Looking at the sentencing guidelines for ABH they are probably at a 3 year starting point, so a guilty plea and a bit of mitigation and if not a suspended sentence (unlikely due to the Optics) they are still looking at being out in a year. Whereas with a. Not guilty and a bit of aggravation/a good Victim Personal Statement they are looking at 3.5 years so almost double the amount of time inside.
The problem I see with them running a greater ill defence is that a) the aircraft they attacked were UK based so not involved in that conflict at all b) aren’t compatible with Israeli aircraft (they use flying boom) c) the RAF’s only contribution that can be proven is shooting down Iranian drones/rockets aimed at Israel. (Not sure you can claim that you are preventing something worse when the thing you are preventing is to enable the killing of Israeli civilians).
They’re running self defence to excessive force, considering the original video was heavily criticised for the police’s actions, I’d say they have a run. Especially considering the Crown have to prove they weren’t acting in self defence.

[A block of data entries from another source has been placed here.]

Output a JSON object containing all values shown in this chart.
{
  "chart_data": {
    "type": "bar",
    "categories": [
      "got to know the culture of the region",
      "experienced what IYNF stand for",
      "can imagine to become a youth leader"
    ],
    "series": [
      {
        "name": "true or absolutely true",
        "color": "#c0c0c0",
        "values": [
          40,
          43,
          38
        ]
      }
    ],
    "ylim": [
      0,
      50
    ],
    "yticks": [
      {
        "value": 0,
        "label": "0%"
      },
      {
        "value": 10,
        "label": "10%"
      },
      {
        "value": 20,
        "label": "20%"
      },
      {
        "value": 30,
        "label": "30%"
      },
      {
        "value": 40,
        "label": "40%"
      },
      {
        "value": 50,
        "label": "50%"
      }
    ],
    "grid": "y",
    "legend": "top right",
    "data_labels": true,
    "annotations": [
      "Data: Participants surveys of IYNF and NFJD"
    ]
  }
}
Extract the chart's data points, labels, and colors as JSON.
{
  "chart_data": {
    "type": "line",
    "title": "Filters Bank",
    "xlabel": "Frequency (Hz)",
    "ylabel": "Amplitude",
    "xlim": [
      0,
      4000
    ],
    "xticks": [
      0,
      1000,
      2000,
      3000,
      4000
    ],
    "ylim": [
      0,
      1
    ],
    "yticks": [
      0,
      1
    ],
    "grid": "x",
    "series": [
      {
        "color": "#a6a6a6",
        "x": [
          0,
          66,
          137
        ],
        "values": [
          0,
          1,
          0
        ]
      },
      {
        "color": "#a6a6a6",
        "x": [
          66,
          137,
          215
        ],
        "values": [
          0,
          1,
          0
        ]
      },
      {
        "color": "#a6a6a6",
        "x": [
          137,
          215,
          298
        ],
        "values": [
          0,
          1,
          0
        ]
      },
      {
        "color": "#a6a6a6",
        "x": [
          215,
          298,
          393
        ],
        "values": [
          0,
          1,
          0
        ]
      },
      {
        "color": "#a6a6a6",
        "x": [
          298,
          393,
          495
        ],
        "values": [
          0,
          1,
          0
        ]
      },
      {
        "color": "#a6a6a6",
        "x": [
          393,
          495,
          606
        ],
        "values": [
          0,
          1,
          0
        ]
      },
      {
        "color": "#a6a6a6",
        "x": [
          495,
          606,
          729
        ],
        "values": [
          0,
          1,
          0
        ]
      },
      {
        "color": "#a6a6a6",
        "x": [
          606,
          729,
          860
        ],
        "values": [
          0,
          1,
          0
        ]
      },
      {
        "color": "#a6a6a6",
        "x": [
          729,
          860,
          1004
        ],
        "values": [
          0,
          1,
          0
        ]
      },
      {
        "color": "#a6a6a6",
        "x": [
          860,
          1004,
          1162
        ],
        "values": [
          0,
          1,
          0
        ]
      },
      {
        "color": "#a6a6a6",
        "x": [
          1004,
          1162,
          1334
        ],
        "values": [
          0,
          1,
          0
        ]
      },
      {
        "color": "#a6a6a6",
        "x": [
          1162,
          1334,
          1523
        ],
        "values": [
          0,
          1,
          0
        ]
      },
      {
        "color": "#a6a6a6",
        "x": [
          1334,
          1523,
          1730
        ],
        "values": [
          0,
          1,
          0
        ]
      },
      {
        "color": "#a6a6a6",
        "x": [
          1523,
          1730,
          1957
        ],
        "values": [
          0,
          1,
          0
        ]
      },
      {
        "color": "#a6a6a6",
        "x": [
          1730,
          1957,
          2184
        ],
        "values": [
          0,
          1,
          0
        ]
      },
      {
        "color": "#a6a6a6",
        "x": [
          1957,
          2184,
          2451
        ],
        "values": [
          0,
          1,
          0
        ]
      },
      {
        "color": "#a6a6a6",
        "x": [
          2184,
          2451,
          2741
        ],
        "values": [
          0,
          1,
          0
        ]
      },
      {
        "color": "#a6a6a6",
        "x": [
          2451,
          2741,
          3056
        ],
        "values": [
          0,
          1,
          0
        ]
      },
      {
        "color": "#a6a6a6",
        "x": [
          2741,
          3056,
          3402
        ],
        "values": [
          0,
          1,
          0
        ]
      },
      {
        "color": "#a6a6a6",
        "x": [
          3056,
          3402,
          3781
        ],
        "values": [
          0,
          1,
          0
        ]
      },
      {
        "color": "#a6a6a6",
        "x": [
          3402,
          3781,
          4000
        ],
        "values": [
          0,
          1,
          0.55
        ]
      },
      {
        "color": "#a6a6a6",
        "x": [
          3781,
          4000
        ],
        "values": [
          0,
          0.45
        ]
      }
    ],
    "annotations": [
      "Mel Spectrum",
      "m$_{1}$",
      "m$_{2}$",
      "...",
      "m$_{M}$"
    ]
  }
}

Manchester Evening Post has a decent running update page on it, one officer today being accused of stamping on them, and arguing he was just trying to break his radio cable? This was after tasering the guy to the ground.
The problem with that idea is that all of the police use of force, such as the stamp and smacking the mother in the face with a Taser was AFTER the assaults had taken place not before.
You could and I’m sure the IOPC are looking at running a persecution saying they Red misted and retaliated after they had been assaulted, but that doesn’t make the original assaults on the police lawful.
The level of violence used by the suspects was pretty significant from what I have seen. And clearly was not expected either. The level of force used in return seems pretty valid. The only thing that stands out to be as above appropriate force was the kicks directly to the head of the guy who was down. But, I also understand it’s very easy for me as a layperson to think that. I’ve never been in that situation and have had 0 training for it. Given he had already been down once and got back up, I can sort of see why the officer might have done that.